Compute the predictive and empirical cross-validated loss for binary data.

Use posterior predictive draws and a sampling-importance resampling (SIR) algorithm to approximate the cross-validated predictive loss. The empirical loss (i.e., the usual quantity in cross-validation) is also returned. The values are computed relative to the "best" subset according to minimum empirical loss. Specifically, these quantities are computed for a collection of linear models that are fit to the Bayesian model output, where each linear model features a different subset of predictors.

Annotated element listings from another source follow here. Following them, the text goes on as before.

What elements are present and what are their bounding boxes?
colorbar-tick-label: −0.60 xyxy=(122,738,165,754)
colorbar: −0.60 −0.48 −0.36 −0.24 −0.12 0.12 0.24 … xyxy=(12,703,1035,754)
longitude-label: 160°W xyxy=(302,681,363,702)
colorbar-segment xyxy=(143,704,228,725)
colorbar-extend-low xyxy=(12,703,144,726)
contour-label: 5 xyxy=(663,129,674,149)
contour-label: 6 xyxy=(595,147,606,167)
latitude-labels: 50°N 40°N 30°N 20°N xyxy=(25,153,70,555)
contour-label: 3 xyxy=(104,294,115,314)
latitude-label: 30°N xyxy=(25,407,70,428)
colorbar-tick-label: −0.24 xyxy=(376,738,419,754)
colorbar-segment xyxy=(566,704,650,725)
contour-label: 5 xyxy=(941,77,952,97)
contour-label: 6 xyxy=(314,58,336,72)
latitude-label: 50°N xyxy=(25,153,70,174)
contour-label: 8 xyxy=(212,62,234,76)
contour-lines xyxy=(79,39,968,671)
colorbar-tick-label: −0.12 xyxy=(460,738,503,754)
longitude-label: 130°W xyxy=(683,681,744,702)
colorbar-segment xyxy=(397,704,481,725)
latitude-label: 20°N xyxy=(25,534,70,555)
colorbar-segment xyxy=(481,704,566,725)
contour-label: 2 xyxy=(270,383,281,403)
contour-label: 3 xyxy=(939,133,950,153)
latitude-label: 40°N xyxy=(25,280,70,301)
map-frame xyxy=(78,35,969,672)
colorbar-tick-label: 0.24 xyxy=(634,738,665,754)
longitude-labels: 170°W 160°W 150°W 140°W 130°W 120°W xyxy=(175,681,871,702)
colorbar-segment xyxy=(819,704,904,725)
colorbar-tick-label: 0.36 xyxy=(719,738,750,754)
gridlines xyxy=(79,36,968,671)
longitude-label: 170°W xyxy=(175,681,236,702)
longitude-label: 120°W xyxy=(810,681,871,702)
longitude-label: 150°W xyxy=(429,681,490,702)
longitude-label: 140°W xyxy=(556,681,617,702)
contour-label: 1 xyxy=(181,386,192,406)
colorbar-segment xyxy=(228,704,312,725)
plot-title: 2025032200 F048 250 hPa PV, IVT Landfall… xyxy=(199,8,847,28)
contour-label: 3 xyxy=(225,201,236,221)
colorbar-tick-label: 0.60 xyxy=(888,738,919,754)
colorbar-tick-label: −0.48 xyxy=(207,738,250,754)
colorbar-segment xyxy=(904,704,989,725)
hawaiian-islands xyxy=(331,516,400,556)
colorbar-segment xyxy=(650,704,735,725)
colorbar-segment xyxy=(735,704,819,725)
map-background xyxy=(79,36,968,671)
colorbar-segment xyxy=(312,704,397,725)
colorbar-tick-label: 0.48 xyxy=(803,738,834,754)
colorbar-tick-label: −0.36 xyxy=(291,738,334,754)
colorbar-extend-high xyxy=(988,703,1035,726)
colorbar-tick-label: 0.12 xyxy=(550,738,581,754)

The loss function may be chosen as cross-entropy or misclassification rate

Usage

pp_loss_binary(
  post_y_pred,
  post_lpd,
  XX,
  yy,
  indicators,
  loss_type = "cross-ent",
  post_y_hat = NULL,
  K = 10,
  sir_frac = 0.5
)

Arguments

post_y_pred: S x n matrix of posterior predictive draws at the given XX covariate values
post_lpd: S evaluations of the log-likelihood computed at each posterior draw of the parameters
XX: n x p matrix of covariates at which to evaluate
yy: n-dimensional vector of response variables
indicators: L x p matrix of inclusion indicators (booleans) where each row denotes a candidate subset
loss_type: loss function to be used: "cross-ent" (cross-entropy) or "misclass" (misclassication rate)
post_y_hat: S x n matrix of posterior fitted values at the given XX covariate values
K: number of cross-validation folds
sir_frac: fraction of the posterior samples to use for SIR

Value

a list with two elements: pred_loss and emp_loss

for the predictive and empirical loss, respectively, for each subset.

Details

The quantity post_y_hat is the conditional expectation of the response for each covariate value (columns) and using the parameters sampled from the posterior (rows). For binary data, this is also the estimated probability of "success". If unspecified, the algorithm will instead use post_y_pred, which is still correct but has lower Monte Carlo efficiency.